Conference Aims and Scope
At the threshold of this century historical evidence seemed to sustain the thesis that social media and social networks progressed on a logarithmic scale. Several types of social media and social networks have made break-out techniques in the domain of political strategy and public affairs. However, following the Canadian philosopher George Grant’s thesis on how to reside critically inside the ‘technological dynamo’, we need both to enhance the utilization of digital social properties in political strategy in an inventive or in a novel method and, simultaneously, to demonstrate a critical approach to the new media technology nexus.
Nevertheless, the online media networking has changed in several respects the typology of political and social campaigns. As we have seen, social media and social networking properties were providing new forms and fora for the content and context of political strategy. More citizens than ever have broadband connections or equally important, they have interactive experience as recipients and producers of online political information.
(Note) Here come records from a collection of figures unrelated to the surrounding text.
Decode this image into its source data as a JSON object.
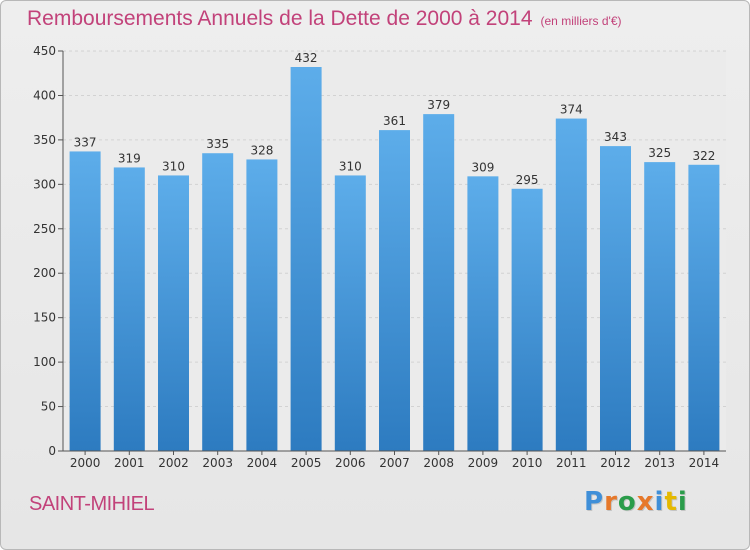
{
  "chart_data": {
    "type": "bar",
    "title": "Remboursements Annuels de la Dette de 2000 à 2014",
    "subtitle": "(en milliers d'€)",
    "categories": [
      "2000",
      "2001",
      "2002",
      "2003",
      "2004",
      "2005",
      "2006",
      "2007",
      "2008",
      "2009",
      "2010",
      "2011",
      "2012",
      "2013",
      "2014"
    ],
    "values": [
      337,
      319,
      310,
      335,
      328,
      432,
      310,
      361,
      379,
      309,
      295,
      374,
      343,
      325,
      322
    ],
    "ylim": [
      0,
      450
    ],
    "yticks": [
      0,
      50,
      100,
      150,
      200,
      250,
      300,
      350,
      400,
      450
    ],
    "xlabel": "",
    "ylabel": "",
    "grid": true,
    "bar_color": "#3d8fd6"
  },
  "footer": {
    "place": "SAINT-MIHIEL",
    "brand": [
      "P",
      "r",
      "o",
      "x",
      "i",
      "t",
      "i"
    ],
    "brand_colors": [
      "#3f8fd8",
      "#e6782a",
      "#2a9c4a",
      "#e6782a",
      "#3f8fd8",
      "#e5b900",
      "#2a9c4a"
    ]
  }
}
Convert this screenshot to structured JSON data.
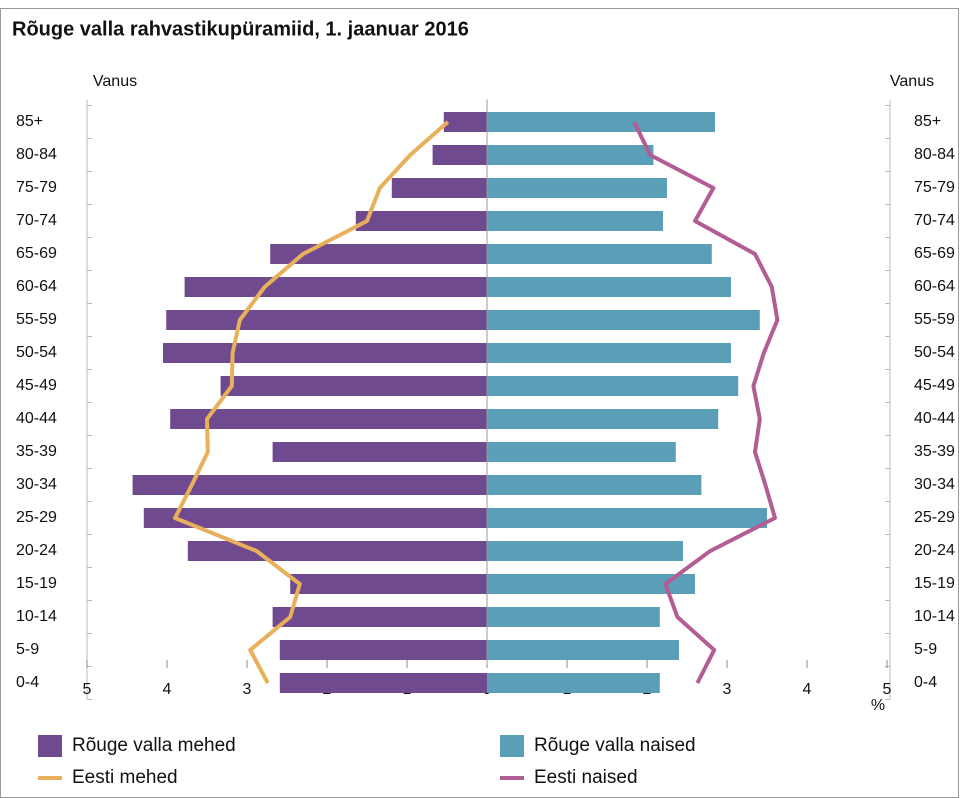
{
  "chart_data": {
    "type": "pyramid",
    "title": "Rõuge valla rahvastikupüramiid, 1. jaanuar 2016",
    "y_label": "Vanus",
    "x_label": "%",
    "categories": [
      "85+",
      "80-84",
      "75-79",
      "70-74",
      "65-69",
      "60-64",
      "55-59",
      "50-54",
      "45-49",
      "40-44",
      "35-39",
      "30-34",
      "25-29",
      "20-24",
      "15-19",
      "10-14",
      "5-9",
      "0-4"
    ],
    "xlim": [
      0,
      5
    ],
    "xticks": [
      0,
      1,
      2,
      3,
      4,
      5
    ],
    "series": [
      {
        "name": "Rõuge valla mehed",
        "mark": "bar",
        "side": "left",
        "color": "#6f4a8e",
        "values": [
          0.54,
          0.68,
          1.19,
          1.64,
          2.71,
          3.78,
          4.01,
          4.05,
          3.33,
          3.96,
          2.68,
          4.43,
          4.29,
          3.74,
          2.46,
          2.68,
          2.59,
          2.59
        ]
      },
      {
        "name": "Rõuge valla naised",
        "mark": "bar",
        "side": "right",
        "color": "#5b9eb8",
        "values": [
          2.85,
          2.08,
          2.25,
          2.2,
          2.81,
          3.05,
          3.41,
          3.05,
          3.14,
          2.89,
          2.36,
          2.68,
          3.5,
          2.45,
          2.6,
          2.16,
          2.4,
          2.16
        ]
      },
      {
        "name": "Eesti mehed",
        "mark": "line",
        "side": "left",
        "color": "#e8b05a",
        "values": [
          0.49,
          0.96,
          1.34,
          1.5,
          2.3,
          2.78,
          3.09,
          3.18,
          3.19,
          3.5,
          3.49,
          3.69,
          3.9,
          2.88,
          2.34,
          2.46,
          2.96,
          2.74
        ]
      },
      {
        "name": "Eesti naised",
        "mark": "line",
        "side": "right",
        "color": "#b25d93",
        "values": [
          1.84,
          2.04,
          2.83,
          2.6,
          3.35,
          3.56,
          3.63,
          3.46,
          3.33,
          3.41,
          3.35,
          3.48,
          3.6,
          2.79,
          2.23,
          2.38,
          2.84,
          2.63
        ]
      }
    ]
  }
}
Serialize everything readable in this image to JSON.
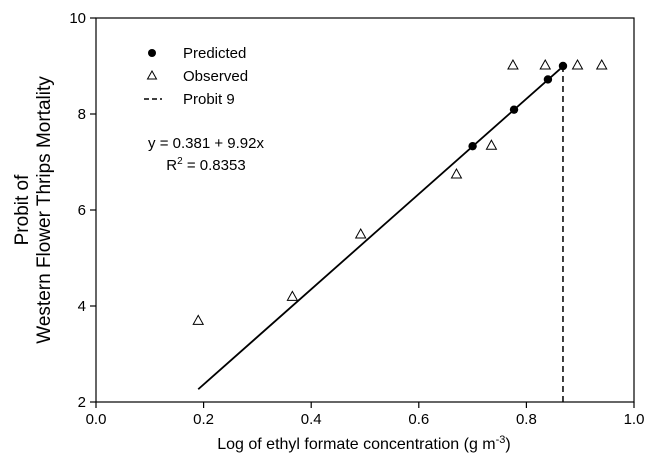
{
  "chart_data": {
    "type": "scatter",
    "title": "",
    "xlabel": "Log of ethyl formate concentration (g m",
    "xlabel_sup": "-3",
    "xlabel_close": ")",
    "ylabel_line1": "Probit of",
    "ylabel_line2": "Western Flower Thrips Mortality",
    "xlim": [
      0.0,
      1.0
    ],
    "ylim": [
      2,
      10
    ],
    "x_ticks": [
      0.0,
      0.2,
      0.4,
      0.6,
      0.8,
      1.0
    ],
    "x_tick_labels": [
      "0.0",
      "0.2",
      "0.4",
      "0.6",
      "0.8",
      "1.0"
    ],
    "y_ticks": [
      2,
      4,
      6,
      8,
      10
    ],
    "y_tick_labels": [
      "2",
      "4",
      "6",
      "8",
      "10"
    ],
    "grid": false,
    "legend_position": "top-left",
    "series": [
      {
        "name": "Predicted",
        "marker": "filled-circle",
        "x": [
          0.7,
          0.777,
          0.84,
          0.868
        ],
        "y": [
          7.33,
          8.09,
          8.72,
          9.0
        ]
      },
      {
        "name": "Observed",
        "marker": "open-triangle",
        "x": [
          0.19,
          0.365,
          0.492,
          0.67,
          0.735,
          0.775,
          0.835,
          0.895,
          0.94
        ],
        "y": [
          3.7,
          4.2,
          5.5,
          6.75,
          7.35,
          9.02,
          9.02,
          9.02,
          9.02
        ]
      },
      {
        "name": "Probit 9",
        "marker": "dashed-line",
        "x": [
          0.868,
          0.868
        ],
        "y": [
          2,
          9.0
        ]
      }
    ],
    "regression": {
      "intercept": 0.381,
      "slope": 9.92,
      "x_range": [
        0.19,
        0.868
      ]
    },
    "annotations": {
      "equation": "y = 0.381 + 9.92x",
      "r2_prefix": "R",
      "r2_sup": "2",
      "r2_value": " = 0.8353"
    }
  }
}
This framework of interaction determines a complex transformation stage resulting to the formation of a digital sociosphere that considerably affects the input and output of political strategy.
As social adoption of cumulative digital properties often soars upon operation or function of its superiority and verifiability in a variety of campaigns (electoral, political, social, cultural), scientists and strategists are obliged to make major or critical adjustments in marketing communication macro-environments to (a) accommodate a new type of intermediaries, and (b) to build the essential marketing differentiation in the process of strategic political planning.
In any case, to convert digital-intensive properties into political- intensive strategy, lots of excessive demands and indigenous needs must be explored; a process that requires a holistic understanding of both the potential risks as well as the returns of the infosphere and the pertinent synchronization and inseparable dimensions of the digital sociosphere that determine significantly the shaping and impact of a given political strategy.